In seven well-written chapters, Thomas E. Smith considers how intellectuals of African descent navigated the global color line between the 1884–1885 Berlin Conference and the 1911 Universal Races Congress. Rather than representing a lull in the history of Pan-Africanism, as is suggested in much of the literature, Emancipation without Equality credits this period for producing a generation of intellectuals that challenged racial oppression in pursuit of equal treatment and rights in the colonies and metropoles of the Atlantic world. If Euro-American powers guided the course of imperialism, then African and African-descended people represented a formidable, anti-imperialist response.
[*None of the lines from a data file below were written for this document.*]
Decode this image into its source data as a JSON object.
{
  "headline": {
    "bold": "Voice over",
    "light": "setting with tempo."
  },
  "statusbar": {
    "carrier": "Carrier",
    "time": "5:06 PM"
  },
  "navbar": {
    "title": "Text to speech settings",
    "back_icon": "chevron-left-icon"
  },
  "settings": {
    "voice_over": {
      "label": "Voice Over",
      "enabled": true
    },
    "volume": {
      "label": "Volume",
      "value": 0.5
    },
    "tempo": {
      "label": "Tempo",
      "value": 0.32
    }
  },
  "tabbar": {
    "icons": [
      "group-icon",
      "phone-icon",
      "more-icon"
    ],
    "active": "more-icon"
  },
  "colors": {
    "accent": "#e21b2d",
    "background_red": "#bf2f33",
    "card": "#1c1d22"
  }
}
Smith begins with a discussion of Pan-African thought as represented by African American intellectuals who, despite their marginalization from the 1893 World's Colombian Exposition in Chicago and the 1895 Cotton States Exposition in Atlanta, formed a counter-public sphere wherein they interrogated the meaning of American citizenship, condemned white vigilante terrorism, and called for greater control over the Christianizing mission in Africa. Frederick Douglass, Ida B. Wells, Alexander Crummell, and Booker T. Washington are all discussed as significant in this regard, as are a number of African American women, who, like Frances Harper, Fannie Barrier Williams, and Anna Julia Cooper, pressed for Black inclusion in the 1893 World's Congress of Representative Women. Moving across the Atlantic in chapter two, Smith discusses the 1900 Exposition Universelle in Paris as a culminating moment in Pan-African protest. In addition to celebrating Euro-American imperial mastery, this venue featured the "American Negro Exhibit," which ceded space to Thomas Calloway and W. E. B. Du Bois to challenge the "Negro problem" school of thought by evidencing African American progress since slavery's abolition. This challenge carried over to the first Pan-African Conference in London, where diaspora intellectuals called [End Page 369] for the expansion of rights and equality across the Atlantic world. The ideas and platforms they put forward discredited the ideological underpinnings of the global color line and reflected the influence of positivist currents shaping anti-racist thought during this period.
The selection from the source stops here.